19 novembre 2011

Lettre à mon fils

Cher petit amour,

J'ai envie de t'écrire. L'idée me trotte dans la tête, depuis ce matin. En fait, sur plusieurs feuilles de papier et de nombreux cahiers, dans toutes sortes de fichiers sur mon ancien ordinateur, je t'ai déjà écrit des lettres. Pensées, émotions, faits marquants, souvenirs, tout s'est s'entremêlé pour créer des parcelles de ta vie, de notre vie.
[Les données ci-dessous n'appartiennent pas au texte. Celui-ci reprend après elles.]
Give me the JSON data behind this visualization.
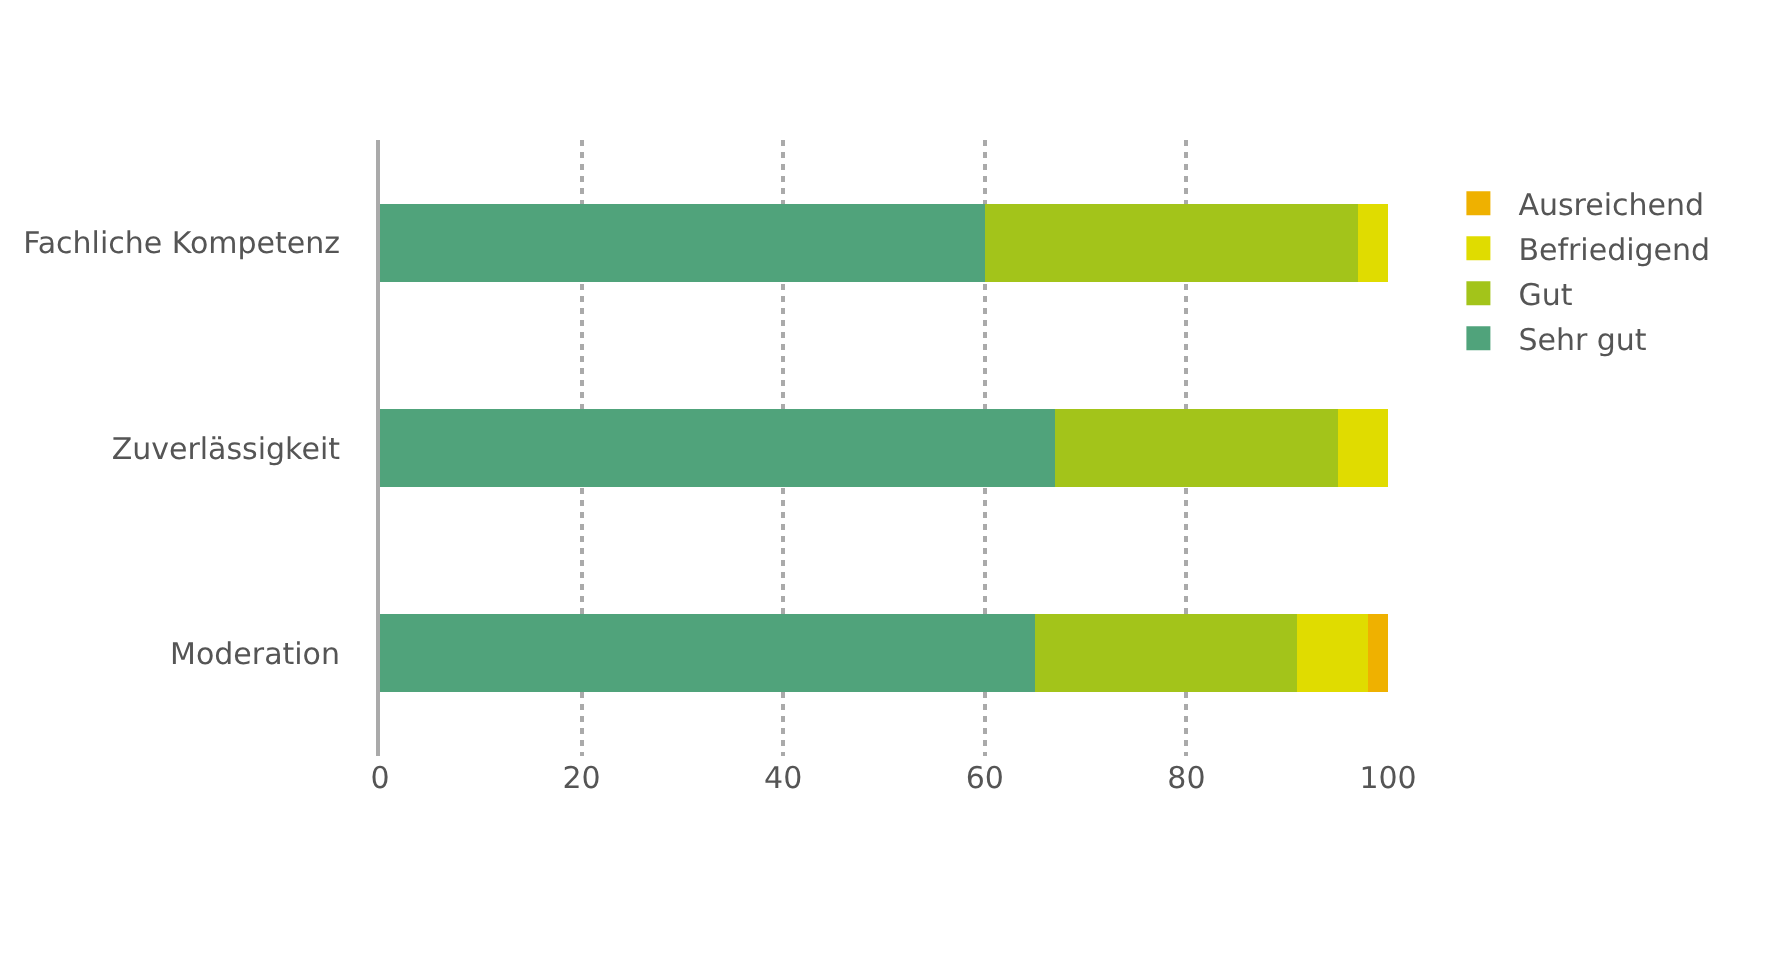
{
  "chart_data": {
    "type": "bar",
    "orientation": "horizontal",
    "stacked": true,
    "categories": [
      "Fachliche Kompetenz",
      "Zuverlässigkeit",
      "Moderation"
    ],
    "series": [
      {
        "name": "Sehr gut",
        "color": "#50a37b",
        "values": [
          60,
          67,
          65
        ]
      },
      {
        "name": "Gut",
        "color": "#a3c41a",
        "values": [
          37,
          28,
          26
        ]
      },
      {
        "name": "Befriedigend",
        "color": "#e0dc00",
        "values": [
          3,
          5,
          7
        ]
      },
      {
        "name": "Ausreichend",
        "color": "#efb100",
        "values": [
          0,
          0,
          2
        ]
      }
    ],
    "xlim": [
      0,
      100
    ],
    "xticks": [
      0,
      20,
      40,
      60,
      80,
      100
    ],
    "grid": "x",
    "legend": "right"
  }
}
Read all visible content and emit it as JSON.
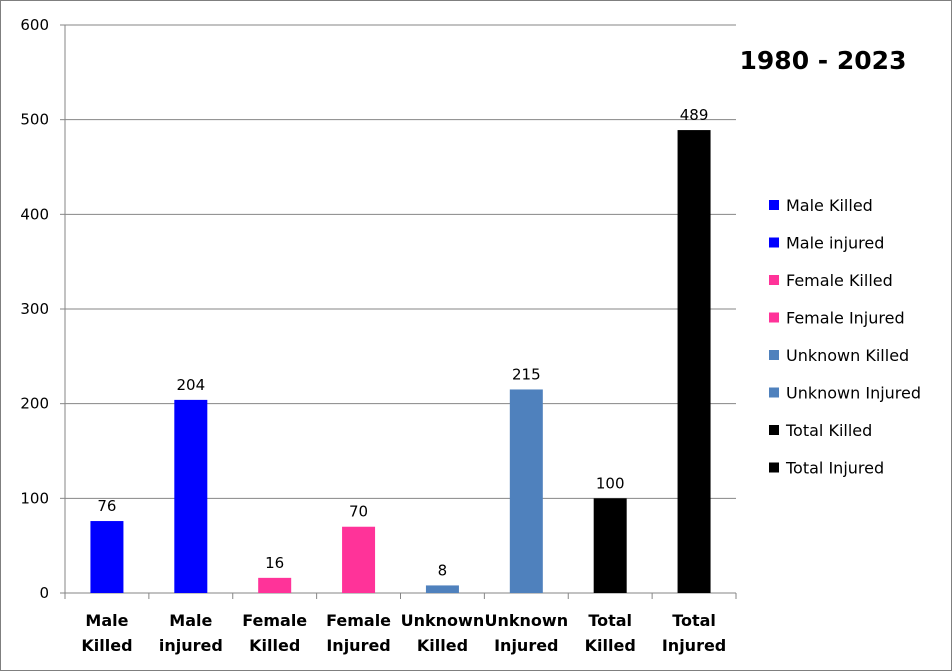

Tu auras bientôt 26 mois, déjà. Mon petit blond, tu es dans ce que l'on appelle « The Big Terrible II ». En effet, tu affirmes avec vigueur et force ton caractère et ton identité. Tu veux parler comme tes soeurs, tu les imites, tu veux me donner des ordres, tu veux tout savoir et tout comprendre. Tu m'impressionnes, tu le sais? Mais depuis quelques jours, tu traînes un rhume ou une grippe, or tu es plus maussade, moins enjoué. Ça me rend triste et songeuse. Et aujourd'hui, je constate que tu fais de la fièvre. Avant ta sieste, cet après-midi, comme une petite virgule, tu t'es blotti contre moi, tout courbé, ce qui a eu l'effet instantané d'une pause dans le temps, un arrêt dans l'éternelle immensité du lien d'une mère avec son enfant. Ta chaleur et ton affection m'ont enveloppée. Tu étais si épuisé, car tu venais de passer une dizaine de minutes à essayer de mettre ton chandail, et ce, tout seul. J'ai eu beau tout faire pour t'aider, te donner un coup de main, mais rien ne pouvait t'empêcher d'arriver à tes fins, sans mon appui. Tu pleurais, hurlais, gesticulais, rien n'y faisait. Je te l'avoue, fatiguée comme je le suis depuis quelque temps, j'aurais voulu te mettre ton chandail une fois pour toutes et te coucher illico, en fermant ta porte. Je rageais intérieurement en entendant tes pleurs devant ton impuissance et tes difficultés. Mais au bout de plusieurs pénibles minutes, tu as enfin réussi ton objectif, puis tu étais heureux, les yeux rougis et fatigués. Nous nous sommes couchés et j'aurais voulu te chanter une berceuse, mais sans voix, c'était trop exigeant pour moi...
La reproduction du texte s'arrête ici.